There are so many different ideas crammed into this one piece of writing. The self reflexive asides kept the plot from becoming too complicated or too pedestrian. The buffer of Ultra Comics explaining his bizarre inner thoughts to the reader perfectly bring casual fans into the strange world of the title. There are so many different ways in which the story engages with readers, whether it be through Ultra Comics speech patterns, inner thoughts, dialogue trees, word balloons, and even meta-commentary within the context of the work itself.

To say much more about this story would spoil the delightful surprises waiting inside for readers to engage with. The Multiversity: Ultra Comics #1 is the only comic that ever melted off my face and left me in charge of the fate of my new favorite superhero.

I’m sorry Ultra Comics.

8 COMMENTS

  1. Grant Morrison has outdone himself with comics-about-other-comics here. This series has been so self-referential and obfuscatory that I have no idea who it was intended to please, besides G-Mo.

  2. It definitely pleased me! But then again, I think Final Crisis is the best event comic ever made…so…grain of salt, I guess?

  3. This was an amazing book, but I take issue with your citing of 1994’s Ultraverse. Ultraverse was an indy line of superhero comics, later bought by Marvel. You may actually be thinking of Grant Morrison’s concept of Hypertime (1999), which was the meta-continuity of all comics.

    I would also like to point out that, following the theme of Multiversity where each issue is set on a different “classic DC-Earth” (Earth 1, 2, X, S, etc), this one is set on Earth Prime. Earth Prime is “our” Earth, where there are no superheroes and all the DC comics are, really, just comics that we read. Eventually, Earth Prime was written to have one superhero: Ultra. Right there is yet one more layer of comics-love that Morrison writes into this issue. It is also one more reason this issue is pretty amazing stuff.

    All of Multiversity makes me think, “Oh, here’s why I used to love DC comics.”

  4. Why do people who clearly don’t care for Grant Morrison’s work keep reading Grant Morrison’s work?

    I read this, because I DO care for Grant Morrison’s work, and I loved it. I don’t think it reaches the heights of the “Pax Americana” and “Thunderworld” chapters, but it’s a great installment in Morrison’s ongoing meditation on superhero comics, and Doug Mahnke’s art is fantastic.

  5. I think Ultra Comics is just as strong as the Pax Americana and Thunderworld installments, but it’s an apples and orange thing. They’re all really different, telling different kinds of stories. But equally successful. Ultra Comics was definitely successful in giving me the creeps! Not since the Bulletproof Coffin have I read a superhero comic so saturated in wrong-ness…the whole thing unfolded like a nightmare or a bad trip.

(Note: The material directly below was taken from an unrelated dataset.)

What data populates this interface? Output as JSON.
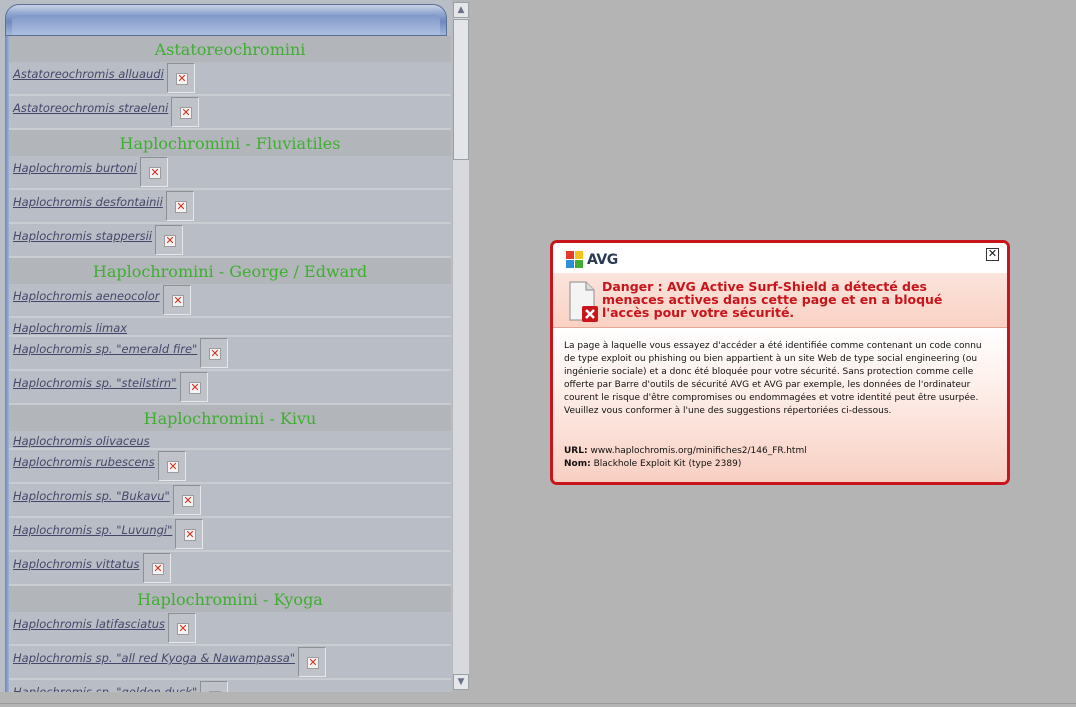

  6. This entire series has been a treat, and Ultra Comics was no exception. I wasn’t quite sure what to expect from it even with how it has been hovering in the background for the entire series so far, and it was great. All of the little Easter-eggs for the long-time DC fans were a trip, but the story itself was just great. I think I read the issue 6 times that first night – nothing else got read on Wednesday because I was just picking apart Ultra Comics and mulling it over. It is easily the most Grant Morrison comic Grant Morrison has ever written (to the point where I’m pretty sure he was making fun of himself and some of his own tics in it).

    I’m curious to see how he ends it all in Multiversity #2, given that at this point it feels pretty much like he’s done saying what he wants to say. But then that’s Morrison’s writing in general – the journey through the story is almost always better than his endings.